With the sites having communication to the clients encrypted with SSL authentication can then be added. This authentication can be added without SSL but be aware that if fallback is enabled in mod_auth_kerb this will be basic authentication (ie insecure) without SSL in place.

Add the appropriate module for kerberos authentication on the web server:

 yum install mod_auth_kerb

Create a directory to store keytabs for authenticating against IPA:

 mkdir /etc/httpd/keytabs
 semanage fcontext -a -t httpd_keytab_t '/etc/httpd/keytabs/(.*)?'

Note that with the selinux context the directory should maintain the httpd_config_t type (default for anything in /etc/httpd/) but only the contents has the httpd_keytabs_t type.

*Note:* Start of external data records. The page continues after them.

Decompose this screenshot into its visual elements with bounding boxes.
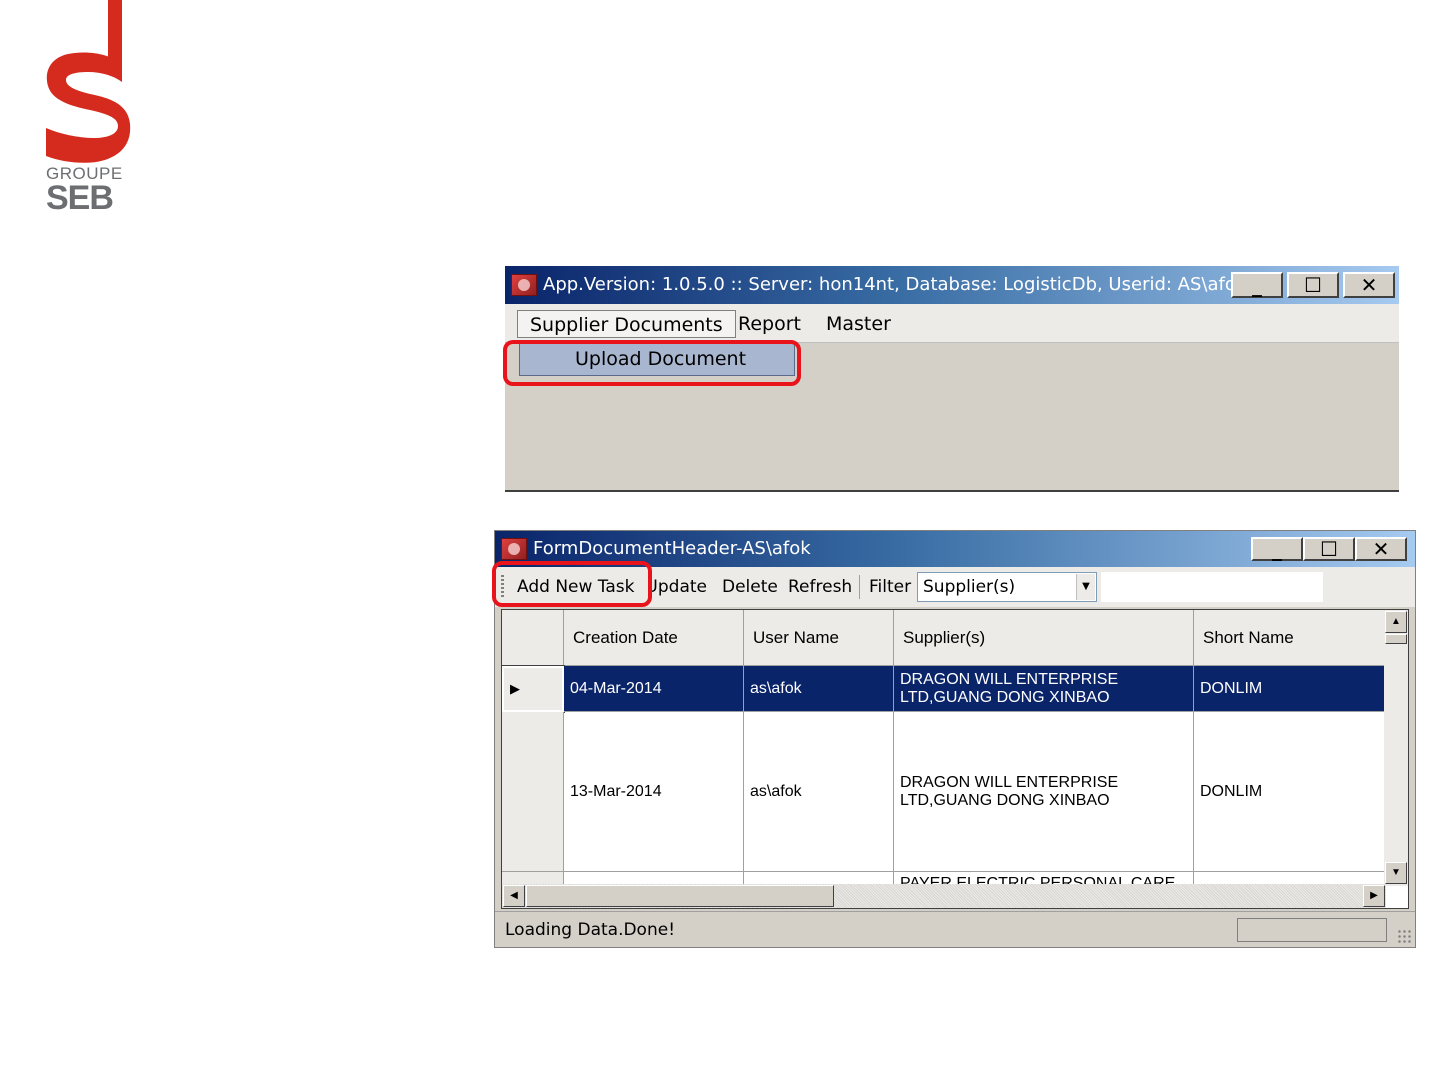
refresh-button[interactable]: Refresh [788, 574, 852, 600]
status-bar: Loading Data.Done! [495, 911, 1415, 947]
table-row-cell[interactable]: as\afok [744, 712, 894, 872]
column-header-short-name[interactable]: Short Name [1194, 610, 1386, 666]
menu-supplier-documents[interactable]: Supplier Documents [517, 310, 736, 338]
main-window-titlebar[interactable]: App.Version: 1.0.5.0 :: Server: hon14nt,… [505, 266, 1399, 304]
filter-select[interactable]: Supplier(s) ▼ [917, 572, 1097, 602]
resize-grip-icon[interactable] [1397, 929, 1411, 943]
column-header-creation-date[interactable]: Creation Date [564, 610, 744, 666]
scroll-right-icon[interactable]: ▶ [1363, 885, 1385, 907]
close-button[interactable]: ✕ [1355, 537, 1407, 561]
delete-button[interactable]: Delete [722, 574, 778, 600]
menu-master[interactable]: Master [814, 310, 903, 338]
maximize-button[interactable]: ☐ [1303, 537, 1355, 561]
update-button[interactable]: Update [651, 574, 707, 600]
scroll-down-icon[interactable]: ▼ [1385, 862, 1407, 884]
maximize-button[interactable]: ☐ [1287, 272, 1339, 298]
status-text: Loading Data.Done! [505, 920, 676, 940]
table-row-cell[interactable]: DRAGON WILL ENTERPRISE LTD,GUANG DONG XI… [894, 666, 1194, 712]
row-selector-current[interactable]: ▶ [502, 665, 565, 713]
progress-bar [1237, 918, 1387, 942]
minimize-button[interactable]: _ [1251, 537, 1303, 561]
highlight-upload-document [503, 340, 801, 386]
menu-bar: Supplier Documents Report Master [505, 304, 1399, 343]
scroll-left-icon[interactable]: ◀ [503, 885, 525, 907]
filter-select-value: Supplier(s) [923, 577, 1016, 597]
form-icon[interactable] [501, 538, 527, 560]
row-selector[interactable] [502, 712, 564, 872]
table-row-cell[interactable]: 13-Mar-2014 [564, 712, 744, 872]
table-row-cell[interactable]: 04-Mar-2014 [564, 666, 744, 712]
table-row-cell[interactable]: DONLIM [1194, 712, 1386, 872]
menu-report[interactable]: Report [726, 310, 813, 338]
scroll-thumb[interactable] [1385, 634, 1407, 644]
table-row-cell[interactable]: as\afok [744, 666, 894, 712]
app-icon[interactable] [511, 274, 537, 296]
highlight-add-new-task [492, 561, 652, 607]
current-row-arrow-icon: ▶ [510, 681, 520, 696]
table-row-cell[interactable]: DRAGON WILL ENTERPRISE LTD,GUANG DONG XI… [894, 712, 1194, 872]
horizontal-scroll-thumb[interactable] [526, 885, 834, 907]
main-window-title: App.Version: 1.0.5.0 :: Server: hon14nt,… [543, 274, 1247, 295]
minimize-button[interactable]: _ [1231, 272, 1283, 298]
scroll-up-icon[interactable]: ▲ [1385, 611, 1407, 633]
update-label: Update [651, 577, 707, 597]
column-header-suppliers[interactable]: Supplier(s) [894, 610, 1194, 666]
close-button[interactable]: ✕ [1343, 272, 1395, 298]
logo-seb-text: SEB [46, 179, 114, 217]
filter-input[interactable] [1101, 572, 1323, 602]
horizontal-scrollbar[interactable]: ◀ ▶ [502, 884, 1386, 908]
filter-label: Filter [869, 577, 912, 597]
documents-grid: Creation Date User Name Supplier(s) Shor… [501, 609, 1409, 909]
vertical-scrollbar[interactable]: ▲ ▼ [1384, 610, 1408, 886]
table-row-cell[interactable]: DONLIM [1194, 666, 1386, 712]
chevron-down-icon[interactable]: ▼ [1076, 574, 1095, 600]
toolbar-separator [859, 575, 860, 599]
row-header-corner [502, 610, 564, 666]
column-header-user-name[interactable]: User Name [744, 610, 894, 666]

The default keytab for the host (for any 'default' site requests) can be obtained via:

 ipa-getkeytab -s <fqdn-of-an-ipa-server> -p HTTP/`uname -n` -k /etc/httpd/keytabs/default

To get a site specific keytab use:

 ipa-getkeytab -s <fqdn-of-an-ipa-server> -p HTTP/dummyhost.example.com -k /etc/httpd/keytabs/dummyhost

Although segregation of keytabs isn't necessarily required (all hosts could use the default keytab in principle) separation allows for fine grained controls later on when integrating with other systems.

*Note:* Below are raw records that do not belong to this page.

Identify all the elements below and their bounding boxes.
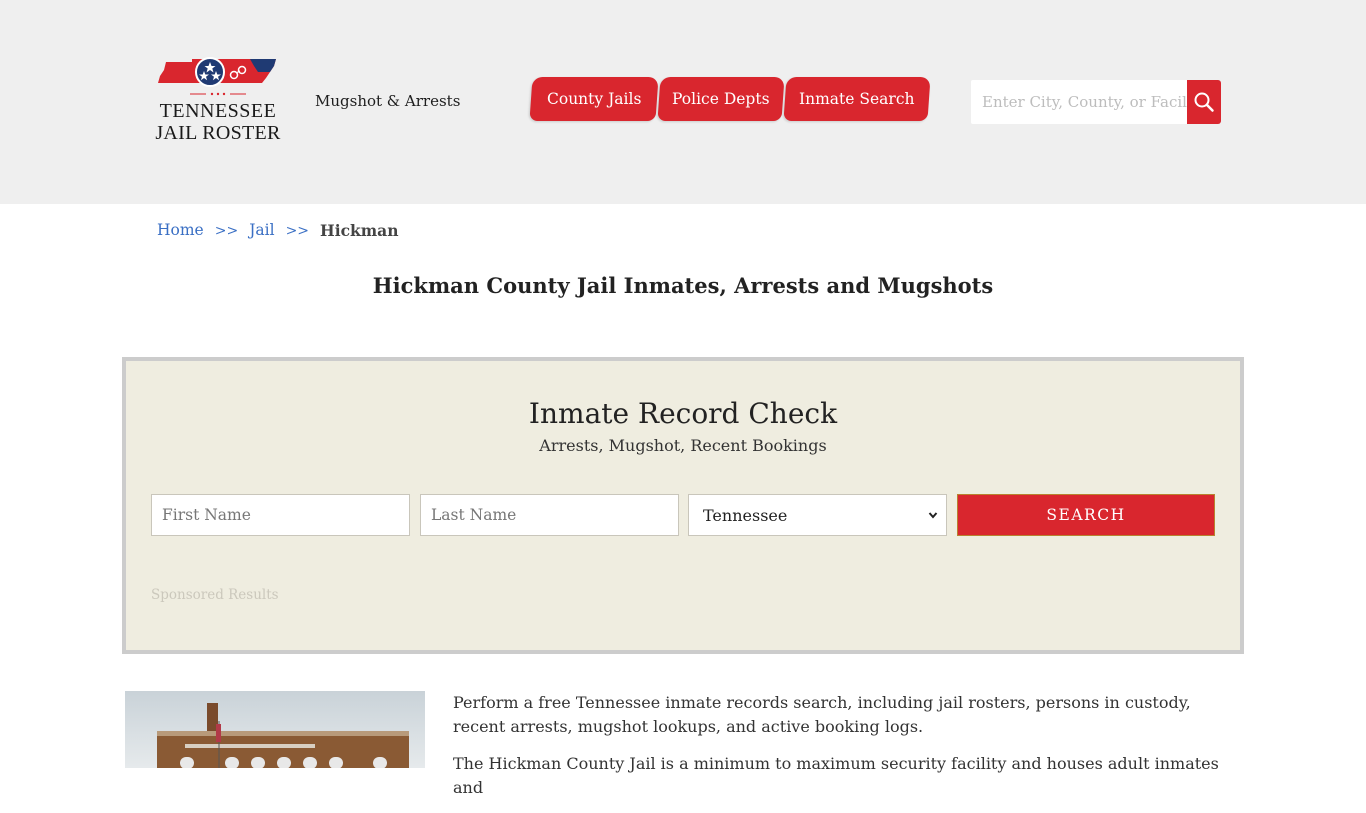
breadcrumb-home[interactable]: Home <box>157 221 204 241</box>
record-check-title: Inmate Record Check <box>528 397 838 430</box>
breadcrumb-jail[interactable]: Jail <box>249 221 274 241</box>
main-nav: County Jails Police Depts Inmate Search <box>529 77 931 121</box>
search-icon <box>1194 92 1214 112</box>
first-name-input[interactable] <box>151 494 410 536</box>
logo-line-1: TENNESSEE <box>159 100 277 122</box>
sponsored-results-label: Sponsored Results <box>151 587 279 603</box>
record-search-button[interactable]: SEARCH <box>957 494 1215 536</box>
nav-tab-label: Police Depts <box>672 90 770 108</box>
location-search-input[interactable] <box>971 80 1187 124</box>
logo-line-2: JAIL ROSTER <box>155 122 281 144</box>
inmate-record-check-panel: Inmate Record Check Arrests, Mugshot, Re… <box>122 357 1244 654</box>
record-check-subtitle: Arrests, Mugshot, Recent Bookings <box>539 436 827 455</box>
nav-tab-county-jails[interactable]: County Jails <box>529 77 659 121</box>
jail-building-photo <box>125 691 425 768</box>
chevron-down-icon <box>928 512 938 519</box>
site-logo[interactable]: TENNESSEE JAIL ROSTER <box>154 56 282 148</box>
intro-paragraph: The Hickman County Jail is a minimum to … <box>453 754 1219 797</box>
header-search <box>971 80 1221 124</box>
jail-building-image <box>125 691 425 768</box>
logo-text: TENNESSEE JAIL ROSTER <box>154 100 282 144</box>
breadcrumb: Home >> Jail >> Hickman <box>157 221 398 241</box>
state-select[interactable]: Tennessee <box>688 494 947 536</box>
breadcrumb-current: Hickman <box>320 221 399 240</box>
last-name-input[interactable] <box>420 494 679 536</box>
header-search-button[interactable] <box>1187 80 1221 124</box>
nav-tab-inmate-search[interactable]: Inmate Search <box>783 77 931 121</box>
page-title: Hickman County Jail Inmates, Arrests and… <box>372 273 994 298</box>
nav-tab-label: County Jails <box>546 90 642 108</box>
tennessee-map-icon <box>158 57 276 96</box>
breadcrumb-separator: >> <box>285 223 310 239</box>
nav-tab-label: Inmate Search <box>799 90 915 108</box>
site-header: TENNESSEE JAIL ROSTER Mugshot & Arrests … <box>0 0 1366 204</box>
nav-tab-police-depts[interactable]: Police Depts <box>657 77 785 121</box>
site-tagline: Mugshot & Arrests <box>315 92 461 110</box>
intro-text: Perform a free Tennessee inmate records … <box>453 691 1223 813</box>
state-select-value: Tennessee <box>703 506 788 525</box>
breadcrumb-separator: >> <box>214 223 239 239</box>
intro-paragraph: Perform a free Tennessee inmate records … <box>453 693 1191 736</box>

Check the contents of the keytab to ensure the expected principals are present:

  klist -k /etc/httpd/keytabs/default
  Keytab name: WRFILE:/etc/httpd/keytabs/default
  KVNO Principal
  ---- --------------------------------------------------------------------------
     1 HTTP/<fqdn-of-webserver>@<KERBEROS-REALM>
     1 HTTP/<fqdn-of-webserver>@<KERBEROS-REALM>
     1 HTTP/<fqdn-of-webserver>@<KERBEROS-REALM>
     1 HTTP/<fqdn-of-webserver>@<KERBEROS-REALM>

  klist -k /etc/httpd/keytabs/dummyhost
  KVNO Principal
  ---- --------------------------------------------------------------------------
     1 HTTP/dummyhost.example.com@<KERBEROS-REALM>
     1 HTTP/dummyhost.example.com@<KERBEROS-REALM>
     1 HTTP/dummyhost.example.com@<KERBEROS-REALM>
     1 HTTP/dummyhost.example.com@<KERBEROS-REALM>

To require login for all pages in a virtual host add:

  <Location />
    AuthType Kerberos
    AuthName "Web Server Login"
    KrbMethodNegotiate On
    KrbMethodK5Passwd On
    Krb5KeyTab /etc/httpd/keytabs/default
    require valid-user
  </Location>

For a non-default keytab (eg the dummyhost above) add/amend as appropriate:

 KrbServiceName HTTP/dummyhost.example.com
 Krb5KeyTab /etc/httpd/keytabs/dummyhost

The REMOTE_USER environment variable will be set to username@<KERBEROS-REALM> by default. For some systems it's preferable to just have the shorter 'username'. This behaviour is obtainable by adding:

 KrbLocalUserMapping On

If it is desirable to disable the basic authentication fallback and restrict the system to kerberos tokens only change KrbMethodK5Passwd to off and leave KrbMethodNegotiate on.

Conclusion

If all the steps above have been followed and everything is working properly the server should then be configured in such a way new virtual hosts can easily be added to present new sites each with their own SSL certificates (being tracked and renewed via certmonger) and the IPA infrastructure being utilised for all authentication on a standard RHEL6 install with nothing outside of the standard RHEL repositories.